Ainsi donc, je n'ai pas eu le livre d'Olivier Le Gendre que j'ai connu grâce à la présentation qui en est faite sur ce blog. Parmi les choses fort pertinentes que je trouve dans cette présentation, je retiens l'importance et l'influence négative d'un catholicisme embourgeoisé.
Cela me frappe parce que, venant du monde rural, j'ai eu bien des occasions de constater, ne serait-ce que par contraste avec ce que j'avais vécu, combien tout ce qui est lié à cet embourgeoisement est néfaste.
Embourgeoisement tellement néfaste que ceux qui le critiquent négativement, à juste titre, me paraissent pourtant trop souvent envahis par les défauts qu'ils dénoncent, et cultivent alors une tendance à identifier tout le catholicisme avec ledit embourgeoisement. On me dit qu'Olivier Le Gendre ne le fait pas, tant mieux.
Embourgeoisement tellement néfaste que l'on en oublie l'existence d'un catholicisme beaucoup plus paisible, notamment celui des paroisses rurales et de bien des paroisses urbaines où la bourgeoisie n'est pas majoritaire et où, d'une certaine manière ce qu'attend Olivier Le Gendre est soit en germe soit réalisé depuis longtemps, y compris parmi les membres de la bourgeoisie.

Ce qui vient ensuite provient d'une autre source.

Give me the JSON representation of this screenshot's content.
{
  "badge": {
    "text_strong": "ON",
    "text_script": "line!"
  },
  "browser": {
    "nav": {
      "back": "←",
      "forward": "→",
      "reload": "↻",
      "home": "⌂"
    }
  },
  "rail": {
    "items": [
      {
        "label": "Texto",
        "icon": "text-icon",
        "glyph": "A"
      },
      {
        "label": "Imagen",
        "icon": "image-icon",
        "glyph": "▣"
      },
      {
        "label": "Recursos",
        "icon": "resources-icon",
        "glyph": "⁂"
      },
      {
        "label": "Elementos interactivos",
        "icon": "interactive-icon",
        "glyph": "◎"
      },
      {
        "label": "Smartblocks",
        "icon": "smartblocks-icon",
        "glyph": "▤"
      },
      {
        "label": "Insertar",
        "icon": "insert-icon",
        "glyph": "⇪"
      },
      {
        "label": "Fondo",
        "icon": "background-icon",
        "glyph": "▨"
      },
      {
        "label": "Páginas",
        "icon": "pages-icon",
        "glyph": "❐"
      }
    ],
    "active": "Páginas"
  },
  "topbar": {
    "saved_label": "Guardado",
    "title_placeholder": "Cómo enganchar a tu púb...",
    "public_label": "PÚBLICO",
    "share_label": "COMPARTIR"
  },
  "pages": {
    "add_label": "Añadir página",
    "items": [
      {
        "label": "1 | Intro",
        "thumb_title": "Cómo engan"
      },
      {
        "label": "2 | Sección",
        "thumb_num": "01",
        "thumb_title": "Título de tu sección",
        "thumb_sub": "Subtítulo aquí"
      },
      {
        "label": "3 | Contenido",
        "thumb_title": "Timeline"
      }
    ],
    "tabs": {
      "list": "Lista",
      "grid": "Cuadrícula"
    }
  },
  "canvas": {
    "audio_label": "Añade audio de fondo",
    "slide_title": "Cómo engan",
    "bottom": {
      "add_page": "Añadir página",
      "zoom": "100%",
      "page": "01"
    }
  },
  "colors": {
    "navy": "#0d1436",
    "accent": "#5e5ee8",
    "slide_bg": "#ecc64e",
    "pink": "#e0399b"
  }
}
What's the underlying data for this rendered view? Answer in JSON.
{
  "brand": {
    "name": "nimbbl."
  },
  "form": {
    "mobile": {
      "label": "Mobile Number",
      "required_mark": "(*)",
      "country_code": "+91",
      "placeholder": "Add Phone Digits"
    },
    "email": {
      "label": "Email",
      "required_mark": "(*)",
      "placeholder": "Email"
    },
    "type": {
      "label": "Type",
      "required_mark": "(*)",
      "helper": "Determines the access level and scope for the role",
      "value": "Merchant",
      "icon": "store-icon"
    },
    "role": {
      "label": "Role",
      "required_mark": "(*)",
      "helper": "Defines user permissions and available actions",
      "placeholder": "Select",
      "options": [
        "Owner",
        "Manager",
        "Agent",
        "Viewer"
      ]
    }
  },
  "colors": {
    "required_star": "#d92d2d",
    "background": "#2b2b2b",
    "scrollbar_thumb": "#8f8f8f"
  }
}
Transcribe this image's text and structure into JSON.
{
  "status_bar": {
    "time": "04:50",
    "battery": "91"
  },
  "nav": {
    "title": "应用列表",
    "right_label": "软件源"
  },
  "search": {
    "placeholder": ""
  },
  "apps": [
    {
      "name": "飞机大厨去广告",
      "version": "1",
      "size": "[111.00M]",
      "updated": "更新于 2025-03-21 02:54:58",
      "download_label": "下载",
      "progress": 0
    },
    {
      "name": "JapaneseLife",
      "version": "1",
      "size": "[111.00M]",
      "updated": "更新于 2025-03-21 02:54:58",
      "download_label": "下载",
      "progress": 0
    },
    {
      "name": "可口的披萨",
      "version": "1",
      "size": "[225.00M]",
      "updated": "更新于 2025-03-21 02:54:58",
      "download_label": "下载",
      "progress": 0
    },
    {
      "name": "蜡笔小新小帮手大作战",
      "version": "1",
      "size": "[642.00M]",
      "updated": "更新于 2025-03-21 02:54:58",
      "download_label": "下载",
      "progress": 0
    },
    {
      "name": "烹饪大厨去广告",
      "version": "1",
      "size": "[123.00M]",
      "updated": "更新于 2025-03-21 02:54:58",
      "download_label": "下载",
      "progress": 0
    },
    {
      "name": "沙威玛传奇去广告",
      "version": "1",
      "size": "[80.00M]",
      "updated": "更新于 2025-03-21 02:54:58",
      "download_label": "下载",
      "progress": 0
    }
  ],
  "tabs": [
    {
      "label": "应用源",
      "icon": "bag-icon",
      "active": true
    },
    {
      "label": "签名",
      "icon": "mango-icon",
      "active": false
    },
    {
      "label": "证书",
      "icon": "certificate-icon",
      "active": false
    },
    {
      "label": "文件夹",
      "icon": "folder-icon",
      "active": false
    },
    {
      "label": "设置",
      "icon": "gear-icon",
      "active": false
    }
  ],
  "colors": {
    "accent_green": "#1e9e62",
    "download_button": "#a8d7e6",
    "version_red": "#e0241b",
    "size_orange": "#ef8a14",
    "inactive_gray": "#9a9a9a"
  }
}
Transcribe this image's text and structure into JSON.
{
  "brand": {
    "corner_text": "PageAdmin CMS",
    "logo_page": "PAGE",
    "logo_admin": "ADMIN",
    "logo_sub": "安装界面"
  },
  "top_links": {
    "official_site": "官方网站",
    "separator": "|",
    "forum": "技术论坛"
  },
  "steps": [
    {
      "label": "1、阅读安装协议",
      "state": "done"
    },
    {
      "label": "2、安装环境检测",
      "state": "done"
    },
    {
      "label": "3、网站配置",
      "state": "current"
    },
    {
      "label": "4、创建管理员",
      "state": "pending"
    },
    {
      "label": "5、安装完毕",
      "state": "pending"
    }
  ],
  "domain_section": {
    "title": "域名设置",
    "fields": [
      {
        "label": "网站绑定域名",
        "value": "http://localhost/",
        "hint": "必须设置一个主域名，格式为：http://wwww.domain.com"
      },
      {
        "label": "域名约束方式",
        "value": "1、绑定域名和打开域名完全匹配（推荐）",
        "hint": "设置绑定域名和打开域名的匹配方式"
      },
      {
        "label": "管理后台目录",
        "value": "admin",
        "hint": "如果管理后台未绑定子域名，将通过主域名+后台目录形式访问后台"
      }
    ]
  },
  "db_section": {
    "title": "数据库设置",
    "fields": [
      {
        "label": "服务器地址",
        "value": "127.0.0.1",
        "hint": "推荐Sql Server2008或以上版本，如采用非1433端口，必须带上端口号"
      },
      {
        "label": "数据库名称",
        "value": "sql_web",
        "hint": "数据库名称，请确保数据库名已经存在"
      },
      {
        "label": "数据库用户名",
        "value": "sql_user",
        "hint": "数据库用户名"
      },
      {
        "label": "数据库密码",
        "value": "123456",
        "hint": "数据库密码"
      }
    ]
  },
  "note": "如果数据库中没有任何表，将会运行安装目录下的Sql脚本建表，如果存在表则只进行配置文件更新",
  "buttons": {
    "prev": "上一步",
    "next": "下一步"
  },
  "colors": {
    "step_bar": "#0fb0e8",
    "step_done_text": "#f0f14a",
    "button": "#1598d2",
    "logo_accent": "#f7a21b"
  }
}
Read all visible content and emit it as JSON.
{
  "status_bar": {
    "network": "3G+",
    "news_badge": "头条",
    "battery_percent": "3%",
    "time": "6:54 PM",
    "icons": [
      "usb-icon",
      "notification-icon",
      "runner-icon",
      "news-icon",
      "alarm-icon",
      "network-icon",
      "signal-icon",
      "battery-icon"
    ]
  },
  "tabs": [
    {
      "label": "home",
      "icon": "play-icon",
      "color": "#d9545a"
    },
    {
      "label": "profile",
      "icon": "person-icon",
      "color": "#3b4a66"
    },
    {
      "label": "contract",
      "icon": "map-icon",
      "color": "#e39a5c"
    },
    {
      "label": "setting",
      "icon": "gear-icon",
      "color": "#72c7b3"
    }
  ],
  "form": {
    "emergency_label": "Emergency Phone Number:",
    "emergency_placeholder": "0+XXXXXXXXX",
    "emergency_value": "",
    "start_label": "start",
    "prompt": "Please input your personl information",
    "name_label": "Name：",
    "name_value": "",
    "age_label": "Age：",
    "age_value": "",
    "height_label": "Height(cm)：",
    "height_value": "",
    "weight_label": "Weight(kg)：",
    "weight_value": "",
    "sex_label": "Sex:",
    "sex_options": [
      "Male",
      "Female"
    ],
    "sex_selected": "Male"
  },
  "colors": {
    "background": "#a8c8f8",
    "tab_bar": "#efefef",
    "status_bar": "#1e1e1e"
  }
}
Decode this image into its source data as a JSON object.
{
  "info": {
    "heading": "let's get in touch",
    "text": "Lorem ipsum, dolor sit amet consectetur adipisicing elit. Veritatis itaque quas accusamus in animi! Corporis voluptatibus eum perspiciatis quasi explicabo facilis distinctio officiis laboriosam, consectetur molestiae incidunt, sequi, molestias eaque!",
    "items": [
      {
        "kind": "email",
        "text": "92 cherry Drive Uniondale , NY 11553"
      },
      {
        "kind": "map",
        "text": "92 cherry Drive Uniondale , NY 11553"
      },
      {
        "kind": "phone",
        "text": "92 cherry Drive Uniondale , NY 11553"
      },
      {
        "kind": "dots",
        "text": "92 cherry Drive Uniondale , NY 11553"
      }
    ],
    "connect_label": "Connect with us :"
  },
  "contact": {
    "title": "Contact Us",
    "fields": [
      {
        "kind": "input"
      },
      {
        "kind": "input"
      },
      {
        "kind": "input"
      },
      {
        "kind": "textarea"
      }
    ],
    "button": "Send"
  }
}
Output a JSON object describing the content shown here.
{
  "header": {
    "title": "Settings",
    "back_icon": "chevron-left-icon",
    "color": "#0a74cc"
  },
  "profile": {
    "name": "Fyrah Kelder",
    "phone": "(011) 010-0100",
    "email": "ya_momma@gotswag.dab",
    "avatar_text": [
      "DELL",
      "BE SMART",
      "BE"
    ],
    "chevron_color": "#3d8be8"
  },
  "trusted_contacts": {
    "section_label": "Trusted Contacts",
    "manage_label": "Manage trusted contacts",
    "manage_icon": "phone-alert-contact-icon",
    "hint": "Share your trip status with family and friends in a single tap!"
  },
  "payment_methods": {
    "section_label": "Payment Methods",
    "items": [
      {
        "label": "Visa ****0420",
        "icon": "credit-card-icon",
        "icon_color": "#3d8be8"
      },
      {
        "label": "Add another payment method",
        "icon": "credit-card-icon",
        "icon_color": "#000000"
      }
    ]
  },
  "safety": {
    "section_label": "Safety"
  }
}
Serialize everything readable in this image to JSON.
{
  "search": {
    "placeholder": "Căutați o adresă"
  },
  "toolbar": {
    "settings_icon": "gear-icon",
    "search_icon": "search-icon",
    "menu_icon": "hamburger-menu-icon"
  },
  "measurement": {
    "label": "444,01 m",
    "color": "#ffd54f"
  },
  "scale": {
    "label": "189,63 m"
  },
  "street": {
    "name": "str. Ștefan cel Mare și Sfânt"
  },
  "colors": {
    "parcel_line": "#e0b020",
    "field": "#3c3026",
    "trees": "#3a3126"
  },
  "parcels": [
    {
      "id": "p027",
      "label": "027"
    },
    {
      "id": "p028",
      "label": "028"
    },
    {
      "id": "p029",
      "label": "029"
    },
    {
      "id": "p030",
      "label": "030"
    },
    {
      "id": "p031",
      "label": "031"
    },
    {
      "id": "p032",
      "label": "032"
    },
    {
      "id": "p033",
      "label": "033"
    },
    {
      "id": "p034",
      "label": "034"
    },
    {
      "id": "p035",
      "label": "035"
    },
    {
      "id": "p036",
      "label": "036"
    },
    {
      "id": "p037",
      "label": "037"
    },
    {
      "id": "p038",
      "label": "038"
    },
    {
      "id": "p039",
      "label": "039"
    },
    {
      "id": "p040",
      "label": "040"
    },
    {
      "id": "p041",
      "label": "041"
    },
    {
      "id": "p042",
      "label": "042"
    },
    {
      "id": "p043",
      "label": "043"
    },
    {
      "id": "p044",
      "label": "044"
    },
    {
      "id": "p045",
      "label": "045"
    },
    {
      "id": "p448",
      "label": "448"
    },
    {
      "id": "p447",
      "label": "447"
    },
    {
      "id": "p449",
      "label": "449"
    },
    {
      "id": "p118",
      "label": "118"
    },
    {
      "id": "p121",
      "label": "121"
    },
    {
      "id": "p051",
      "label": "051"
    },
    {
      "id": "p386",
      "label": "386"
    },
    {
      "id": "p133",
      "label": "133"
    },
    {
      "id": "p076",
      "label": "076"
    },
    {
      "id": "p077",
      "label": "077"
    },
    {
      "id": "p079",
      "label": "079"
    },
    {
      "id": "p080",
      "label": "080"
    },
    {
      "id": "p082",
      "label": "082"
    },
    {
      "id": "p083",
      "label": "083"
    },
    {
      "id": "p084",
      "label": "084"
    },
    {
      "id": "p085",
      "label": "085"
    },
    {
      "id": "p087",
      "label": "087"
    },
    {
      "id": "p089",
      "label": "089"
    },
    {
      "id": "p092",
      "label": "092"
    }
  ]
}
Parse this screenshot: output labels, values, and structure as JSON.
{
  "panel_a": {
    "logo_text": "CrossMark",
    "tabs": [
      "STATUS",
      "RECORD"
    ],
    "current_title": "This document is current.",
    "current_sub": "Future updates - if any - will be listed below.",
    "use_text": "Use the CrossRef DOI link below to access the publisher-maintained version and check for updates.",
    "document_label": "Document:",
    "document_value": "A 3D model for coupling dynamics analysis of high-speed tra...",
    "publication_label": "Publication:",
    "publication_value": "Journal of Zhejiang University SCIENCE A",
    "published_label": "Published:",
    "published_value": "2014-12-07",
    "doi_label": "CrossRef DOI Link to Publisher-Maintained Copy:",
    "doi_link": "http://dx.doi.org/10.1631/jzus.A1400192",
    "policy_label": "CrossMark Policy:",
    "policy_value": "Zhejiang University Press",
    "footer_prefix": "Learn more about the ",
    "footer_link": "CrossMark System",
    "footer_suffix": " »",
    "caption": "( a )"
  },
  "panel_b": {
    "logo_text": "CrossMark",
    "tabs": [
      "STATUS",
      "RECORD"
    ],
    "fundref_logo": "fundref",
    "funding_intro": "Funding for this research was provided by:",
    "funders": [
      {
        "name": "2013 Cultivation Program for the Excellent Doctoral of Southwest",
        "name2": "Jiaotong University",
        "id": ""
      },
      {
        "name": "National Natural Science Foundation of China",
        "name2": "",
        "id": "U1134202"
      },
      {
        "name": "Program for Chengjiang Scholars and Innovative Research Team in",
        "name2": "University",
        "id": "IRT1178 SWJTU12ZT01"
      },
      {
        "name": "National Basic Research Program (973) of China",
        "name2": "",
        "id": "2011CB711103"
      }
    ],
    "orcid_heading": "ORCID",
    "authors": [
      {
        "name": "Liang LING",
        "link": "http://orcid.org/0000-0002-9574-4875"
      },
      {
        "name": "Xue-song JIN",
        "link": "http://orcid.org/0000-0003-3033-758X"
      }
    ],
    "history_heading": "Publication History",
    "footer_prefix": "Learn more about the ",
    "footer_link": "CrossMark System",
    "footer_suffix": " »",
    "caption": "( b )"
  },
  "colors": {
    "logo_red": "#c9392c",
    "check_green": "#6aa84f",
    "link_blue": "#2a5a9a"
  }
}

Mais, de ce catholicisme paisible, on ne s'en soucie guère parce qu'il est devenu sociologiquement très minoritaire dans un catholicisme qui, lui-même, l'est de plus en plus, et parce que ce catholicisme paisible a subi les assauts du catholicisme embourgeoisé lequel était en manque de public dans une époque de chute de la pratique, laquelle a aussi amené des regroupements pastoraux avec une disqualification des paisibles au bénéfice des bourgeois qui avaient le vent en poupe en se présentant comme les garants d'un "esprit du concile" fort bourgeois.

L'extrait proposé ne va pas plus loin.